尽管没有在示例中使用,但SourceTask还提供了两个API来提交源系统中的偏移量:commitcommitRecord。这些API是为具有消息确认机制的源系统提供的。覆盖这些方法允许source Connector在源系统中写入Kafka后,批量或单独确认消息。commitAPI将偏移量存储在源系统中,直到poll返回的偏移量。这个API的实现应该是阻塞的,直到提交完成。commitRecordAPI在写入Kafka后,能将每个SourceRecord的源文件的偏移量保存在源系统中。由于Kafka Connect会自动记录偏移量,因此SourceTask不需要执行它们。在Connector确实需要确认源系统中的消息的情况下,通常只需要其中一个API。

Even with multiple tasks, this method implementation is usually pretty simple. It just has to determine the number of input tasks, which may require contacting the remote service it is pulling data from, and then divvy them up. Because some patterns for splitting work among tasks are so common, some utilities are provided in ConnectorUtils to simplify these cases.
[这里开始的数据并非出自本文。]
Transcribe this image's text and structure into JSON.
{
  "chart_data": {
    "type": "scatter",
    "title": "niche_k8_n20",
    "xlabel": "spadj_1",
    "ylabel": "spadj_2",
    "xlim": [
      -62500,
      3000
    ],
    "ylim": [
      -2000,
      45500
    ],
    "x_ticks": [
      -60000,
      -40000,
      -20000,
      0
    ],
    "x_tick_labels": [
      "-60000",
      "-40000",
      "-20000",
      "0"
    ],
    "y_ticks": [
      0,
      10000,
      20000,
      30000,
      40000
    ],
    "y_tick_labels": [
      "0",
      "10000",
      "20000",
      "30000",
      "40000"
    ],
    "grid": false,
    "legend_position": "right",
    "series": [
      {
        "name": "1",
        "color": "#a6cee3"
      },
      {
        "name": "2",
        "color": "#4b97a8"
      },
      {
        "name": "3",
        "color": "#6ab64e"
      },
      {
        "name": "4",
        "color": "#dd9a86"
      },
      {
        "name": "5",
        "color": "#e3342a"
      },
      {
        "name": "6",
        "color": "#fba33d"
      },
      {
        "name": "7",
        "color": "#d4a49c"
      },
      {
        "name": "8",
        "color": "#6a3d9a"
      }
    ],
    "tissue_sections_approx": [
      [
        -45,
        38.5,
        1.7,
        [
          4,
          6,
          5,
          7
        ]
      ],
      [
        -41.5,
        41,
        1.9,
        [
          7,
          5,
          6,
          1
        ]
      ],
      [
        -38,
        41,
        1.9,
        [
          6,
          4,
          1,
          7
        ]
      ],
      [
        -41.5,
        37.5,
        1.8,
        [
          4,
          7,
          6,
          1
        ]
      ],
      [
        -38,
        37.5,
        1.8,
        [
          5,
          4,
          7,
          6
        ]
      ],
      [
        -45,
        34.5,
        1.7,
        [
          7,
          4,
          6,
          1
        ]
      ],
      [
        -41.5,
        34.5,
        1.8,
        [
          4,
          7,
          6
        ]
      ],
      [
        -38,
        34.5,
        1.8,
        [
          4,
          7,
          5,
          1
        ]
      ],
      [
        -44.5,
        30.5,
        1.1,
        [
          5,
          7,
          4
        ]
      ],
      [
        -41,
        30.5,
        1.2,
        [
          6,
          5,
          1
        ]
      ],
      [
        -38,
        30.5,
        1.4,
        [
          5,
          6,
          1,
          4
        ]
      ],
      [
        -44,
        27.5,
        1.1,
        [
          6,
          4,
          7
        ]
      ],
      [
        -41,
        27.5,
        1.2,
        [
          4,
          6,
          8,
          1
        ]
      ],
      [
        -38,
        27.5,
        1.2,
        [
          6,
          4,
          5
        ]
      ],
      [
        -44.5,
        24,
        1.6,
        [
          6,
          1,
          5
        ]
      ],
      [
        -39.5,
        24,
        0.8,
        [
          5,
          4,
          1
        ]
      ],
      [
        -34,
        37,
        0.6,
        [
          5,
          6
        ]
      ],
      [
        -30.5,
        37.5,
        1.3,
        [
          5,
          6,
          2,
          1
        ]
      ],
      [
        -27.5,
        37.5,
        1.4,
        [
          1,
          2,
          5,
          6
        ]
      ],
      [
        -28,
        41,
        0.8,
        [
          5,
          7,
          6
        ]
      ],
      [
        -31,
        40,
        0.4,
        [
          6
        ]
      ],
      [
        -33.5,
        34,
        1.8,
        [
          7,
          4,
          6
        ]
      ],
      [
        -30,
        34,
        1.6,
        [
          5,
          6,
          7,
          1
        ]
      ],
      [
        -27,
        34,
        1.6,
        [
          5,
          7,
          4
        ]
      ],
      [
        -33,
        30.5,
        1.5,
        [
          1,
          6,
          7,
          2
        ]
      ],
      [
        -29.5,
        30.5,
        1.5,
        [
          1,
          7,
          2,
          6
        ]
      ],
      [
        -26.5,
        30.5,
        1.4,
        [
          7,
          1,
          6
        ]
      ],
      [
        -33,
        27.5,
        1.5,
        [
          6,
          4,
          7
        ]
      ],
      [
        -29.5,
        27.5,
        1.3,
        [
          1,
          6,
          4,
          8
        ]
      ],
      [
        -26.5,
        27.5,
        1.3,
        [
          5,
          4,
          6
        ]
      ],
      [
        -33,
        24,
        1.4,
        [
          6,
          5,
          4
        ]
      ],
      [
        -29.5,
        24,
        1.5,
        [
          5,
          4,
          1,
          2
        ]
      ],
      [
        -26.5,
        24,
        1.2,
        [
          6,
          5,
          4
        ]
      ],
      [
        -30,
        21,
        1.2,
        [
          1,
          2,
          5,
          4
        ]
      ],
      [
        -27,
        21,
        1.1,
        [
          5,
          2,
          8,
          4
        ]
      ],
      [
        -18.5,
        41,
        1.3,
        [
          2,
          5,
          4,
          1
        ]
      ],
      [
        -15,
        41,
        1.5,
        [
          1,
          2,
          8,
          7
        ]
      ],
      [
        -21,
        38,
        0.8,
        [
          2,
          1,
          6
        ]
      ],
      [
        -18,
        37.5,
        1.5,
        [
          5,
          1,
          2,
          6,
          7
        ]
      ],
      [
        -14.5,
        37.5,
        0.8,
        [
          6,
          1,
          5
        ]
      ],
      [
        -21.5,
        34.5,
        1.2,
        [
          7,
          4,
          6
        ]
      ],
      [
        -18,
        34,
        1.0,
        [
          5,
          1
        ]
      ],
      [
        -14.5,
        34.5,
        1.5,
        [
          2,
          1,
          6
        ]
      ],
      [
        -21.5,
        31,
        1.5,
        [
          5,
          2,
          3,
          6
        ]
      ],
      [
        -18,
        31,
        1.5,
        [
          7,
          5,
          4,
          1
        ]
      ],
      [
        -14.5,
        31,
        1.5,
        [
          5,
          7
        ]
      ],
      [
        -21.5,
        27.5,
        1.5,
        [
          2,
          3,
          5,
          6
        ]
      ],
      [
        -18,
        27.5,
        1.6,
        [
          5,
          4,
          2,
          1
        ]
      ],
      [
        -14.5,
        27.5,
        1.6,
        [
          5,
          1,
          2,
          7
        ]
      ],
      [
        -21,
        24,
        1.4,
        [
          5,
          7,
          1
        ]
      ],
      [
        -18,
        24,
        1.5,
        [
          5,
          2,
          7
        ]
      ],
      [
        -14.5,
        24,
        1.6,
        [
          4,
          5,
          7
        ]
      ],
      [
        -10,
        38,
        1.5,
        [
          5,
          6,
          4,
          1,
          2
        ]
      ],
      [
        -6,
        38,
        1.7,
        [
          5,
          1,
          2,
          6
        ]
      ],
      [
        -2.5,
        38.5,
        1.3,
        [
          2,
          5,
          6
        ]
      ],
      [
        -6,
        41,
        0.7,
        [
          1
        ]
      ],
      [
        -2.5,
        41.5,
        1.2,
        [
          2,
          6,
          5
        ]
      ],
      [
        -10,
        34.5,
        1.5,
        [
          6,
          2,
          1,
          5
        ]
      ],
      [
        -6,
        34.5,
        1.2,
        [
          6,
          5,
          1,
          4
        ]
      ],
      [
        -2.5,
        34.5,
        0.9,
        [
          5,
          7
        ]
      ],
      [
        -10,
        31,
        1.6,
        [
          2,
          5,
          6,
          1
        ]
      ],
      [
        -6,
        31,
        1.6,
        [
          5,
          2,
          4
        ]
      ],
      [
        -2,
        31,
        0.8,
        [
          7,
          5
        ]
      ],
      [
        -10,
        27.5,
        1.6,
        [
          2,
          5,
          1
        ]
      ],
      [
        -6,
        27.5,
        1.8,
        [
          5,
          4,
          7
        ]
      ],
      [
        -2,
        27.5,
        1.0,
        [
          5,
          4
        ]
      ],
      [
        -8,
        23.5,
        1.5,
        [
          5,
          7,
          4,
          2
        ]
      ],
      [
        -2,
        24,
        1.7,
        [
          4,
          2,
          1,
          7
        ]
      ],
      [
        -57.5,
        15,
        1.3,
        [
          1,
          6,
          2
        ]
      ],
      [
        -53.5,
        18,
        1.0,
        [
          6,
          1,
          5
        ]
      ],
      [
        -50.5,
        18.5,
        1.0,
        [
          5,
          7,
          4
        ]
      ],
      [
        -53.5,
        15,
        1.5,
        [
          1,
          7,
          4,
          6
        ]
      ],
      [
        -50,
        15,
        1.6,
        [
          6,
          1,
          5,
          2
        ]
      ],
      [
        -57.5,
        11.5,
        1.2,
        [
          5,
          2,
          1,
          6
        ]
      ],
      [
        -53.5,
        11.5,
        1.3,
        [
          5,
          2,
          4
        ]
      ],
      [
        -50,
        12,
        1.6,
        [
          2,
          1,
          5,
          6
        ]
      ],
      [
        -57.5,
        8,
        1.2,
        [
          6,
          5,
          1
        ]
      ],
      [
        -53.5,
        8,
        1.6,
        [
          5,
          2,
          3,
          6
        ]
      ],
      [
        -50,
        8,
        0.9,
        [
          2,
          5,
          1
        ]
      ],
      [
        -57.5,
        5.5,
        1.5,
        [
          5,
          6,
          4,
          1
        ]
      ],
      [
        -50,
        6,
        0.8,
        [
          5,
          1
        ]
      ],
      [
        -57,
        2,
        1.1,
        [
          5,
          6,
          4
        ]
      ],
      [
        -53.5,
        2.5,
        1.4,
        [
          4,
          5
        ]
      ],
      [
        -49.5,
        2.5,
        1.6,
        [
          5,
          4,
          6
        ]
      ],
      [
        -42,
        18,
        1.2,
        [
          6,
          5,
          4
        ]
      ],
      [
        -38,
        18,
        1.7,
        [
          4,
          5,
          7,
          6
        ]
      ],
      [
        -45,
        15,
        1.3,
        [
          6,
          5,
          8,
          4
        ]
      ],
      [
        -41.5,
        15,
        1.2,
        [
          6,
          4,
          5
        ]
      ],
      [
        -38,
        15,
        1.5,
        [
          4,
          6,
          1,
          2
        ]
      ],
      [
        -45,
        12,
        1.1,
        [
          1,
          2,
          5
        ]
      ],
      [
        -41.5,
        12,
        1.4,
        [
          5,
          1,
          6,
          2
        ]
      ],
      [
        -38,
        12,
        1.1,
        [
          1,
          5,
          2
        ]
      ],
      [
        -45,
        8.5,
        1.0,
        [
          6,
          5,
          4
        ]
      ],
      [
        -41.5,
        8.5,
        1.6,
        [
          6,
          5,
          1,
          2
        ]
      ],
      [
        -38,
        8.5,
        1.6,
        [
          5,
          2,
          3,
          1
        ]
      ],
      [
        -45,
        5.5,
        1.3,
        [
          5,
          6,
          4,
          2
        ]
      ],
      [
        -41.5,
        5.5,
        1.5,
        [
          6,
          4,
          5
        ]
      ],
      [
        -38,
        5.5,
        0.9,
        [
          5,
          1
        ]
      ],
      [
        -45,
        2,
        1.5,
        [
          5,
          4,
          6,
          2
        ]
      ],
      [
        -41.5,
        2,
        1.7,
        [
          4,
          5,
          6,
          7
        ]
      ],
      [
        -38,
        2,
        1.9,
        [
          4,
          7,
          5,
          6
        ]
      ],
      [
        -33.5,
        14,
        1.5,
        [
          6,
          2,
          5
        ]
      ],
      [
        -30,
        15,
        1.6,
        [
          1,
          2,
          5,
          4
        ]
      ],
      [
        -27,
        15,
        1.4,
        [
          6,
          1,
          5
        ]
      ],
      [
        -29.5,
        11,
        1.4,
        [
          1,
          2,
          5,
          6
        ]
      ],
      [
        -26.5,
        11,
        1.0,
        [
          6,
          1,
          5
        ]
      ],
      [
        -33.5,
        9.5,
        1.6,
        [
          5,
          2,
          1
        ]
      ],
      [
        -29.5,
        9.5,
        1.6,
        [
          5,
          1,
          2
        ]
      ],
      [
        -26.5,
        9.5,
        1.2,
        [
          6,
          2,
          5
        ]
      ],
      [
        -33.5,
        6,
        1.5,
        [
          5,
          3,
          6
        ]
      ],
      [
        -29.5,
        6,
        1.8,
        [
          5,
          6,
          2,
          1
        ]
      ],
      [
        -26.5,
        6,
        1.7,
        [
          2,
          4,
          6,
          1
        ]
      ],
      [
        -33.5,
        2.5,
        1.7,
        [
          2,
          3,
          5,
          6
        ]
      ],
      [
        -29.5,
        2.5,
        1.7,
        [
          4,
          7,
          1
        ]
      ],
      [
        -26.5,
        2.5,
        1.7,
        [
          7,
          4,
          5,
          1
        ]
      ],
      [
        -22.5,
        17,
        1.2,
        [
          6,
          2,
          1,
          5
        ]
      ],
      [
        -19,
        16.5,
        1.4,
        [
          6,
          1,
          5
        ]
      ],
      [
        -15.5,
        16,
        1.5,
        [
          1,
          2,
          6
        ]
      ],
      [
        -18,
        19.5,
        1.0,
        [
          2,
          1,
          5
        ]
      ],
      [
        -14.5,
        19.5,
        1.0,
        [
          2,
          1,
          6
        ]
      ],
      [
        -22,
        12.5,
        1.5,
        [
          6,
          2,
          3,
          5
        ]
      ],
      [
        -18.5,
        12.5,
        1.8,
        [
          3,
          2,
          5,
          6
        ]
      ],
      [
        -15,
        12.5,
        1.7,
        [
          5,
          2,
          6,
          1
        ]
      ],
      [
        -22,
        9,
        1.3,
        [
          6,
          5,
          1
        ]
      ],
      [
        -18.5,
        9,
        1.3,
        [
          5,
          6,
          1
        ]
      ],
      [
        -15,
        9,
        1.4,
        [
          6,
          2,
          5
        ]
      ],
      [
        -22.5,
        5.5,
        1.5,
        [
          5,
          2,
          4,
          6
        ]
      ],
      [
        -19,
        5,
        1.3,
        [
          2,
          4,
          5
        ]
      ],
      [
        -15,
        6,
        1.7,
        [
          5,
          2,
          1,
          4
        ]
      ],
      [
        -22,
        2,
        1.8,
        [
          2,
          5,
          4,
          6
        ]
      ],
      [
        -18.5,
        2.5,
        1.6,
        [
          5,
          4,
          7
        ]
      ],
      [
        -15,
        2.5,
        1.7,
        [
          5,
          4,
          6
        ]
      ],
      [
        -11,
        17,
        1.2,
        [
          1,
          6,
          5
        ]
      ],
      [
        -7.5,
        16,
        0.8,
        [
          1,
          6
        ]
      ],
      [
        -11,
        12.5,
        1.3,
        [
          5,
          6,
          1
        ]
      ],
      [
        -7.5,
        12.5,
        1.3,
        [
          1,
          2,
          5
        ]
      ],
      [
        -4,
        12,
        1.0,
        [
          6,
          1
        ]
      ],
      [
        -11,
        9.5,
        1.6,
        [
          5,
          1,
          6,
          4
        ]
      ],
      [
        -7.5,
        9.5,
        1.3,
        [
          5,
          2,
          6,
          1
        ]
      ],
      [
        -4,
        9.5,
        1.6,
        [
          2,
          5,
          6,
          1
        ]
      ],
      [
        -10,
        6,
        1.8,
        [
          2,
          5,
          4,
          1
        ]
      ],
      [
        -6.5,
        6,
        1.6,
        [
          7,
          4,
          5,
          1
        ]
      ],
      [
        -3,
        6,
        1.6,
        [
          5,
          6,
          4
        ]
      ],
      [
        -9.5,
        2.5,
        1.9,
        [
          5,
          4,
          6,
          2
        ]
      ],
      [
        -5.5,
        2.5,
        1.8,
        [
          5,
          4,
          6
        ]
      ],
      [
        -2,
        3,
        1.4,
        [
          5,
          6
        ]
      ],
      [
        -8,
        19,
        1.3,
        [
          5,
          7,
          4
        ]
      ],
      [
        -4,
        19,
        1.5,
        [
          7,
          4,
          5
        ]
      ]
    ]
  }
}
即使有多个任务,这个方法实现通常也很简单。它只需确定输入任务的数量,这可能需要联系远程服务,然后将它们分解。由于某些用于在任务之间分割工作的模式非常普遍,因此ConnectorUtils中提供了一些实用程序来简化这些情况。

Note that this simple example does not include dynamic input. See the discussion in the next section for how to trigger updates to task configs.

请注意,这个简单的示例不包含动态输入。有关如何触发对任务配置的更新,请参阅下一节中的讨论。

Task Example - Source Task

任务样例 - Source Task

Next we'll describe the implementation of the corresponding SourceTask. The implementation is short, but too long to cover completely in this guide. We'll use pseudo-code to describe most of the implementation, but you can refer to the source code for the full example.

接下来我们将描述相应SourceTask的实现。该实现很简单,但在本指南中如果完全的讲解,将涵盖很多的内容。我们将使用伪代码来描述大部分实现,但您可以参考完整示例的源代码。

Just as with the connector, we need to create a class inheriting from the appropriate base Task class. It also has some standard lifecycle methods:

就像Connector一样,我们需要创建一个从基类Task继承的类。它也有一些标准的生命周期方法:

public class FileStreamSourceTask extends SourceTask {
    String filename;
    InputStream stream;
    String topic;

    @Override
    public void start(Map<String, String> props) {
        filename = props.get(FileStreamSourceConnector.FILE_CONFIG);
        stream = openOrThrowError(filename);
        topic = props.get(FileStreamSourceConnector.TOPIC_CONFIG);
    }

    @Override
    public synchronized void stop() {
        stream.close();
    }

These are slightly simplified versions, but show that these methods should be relatively simple and the only work they should perform is allocating or freeing resources. There are two points to note about this implementation. First, the start() method does not yet handle resuming from a previous offset, which will be addressed in a later section. Second, the stop() method is synchronized. This will be necessary because SourceTasks are given a dedicated thread which they can block indefinitely, so they need to be stopped with a call from a different thread in the Worker.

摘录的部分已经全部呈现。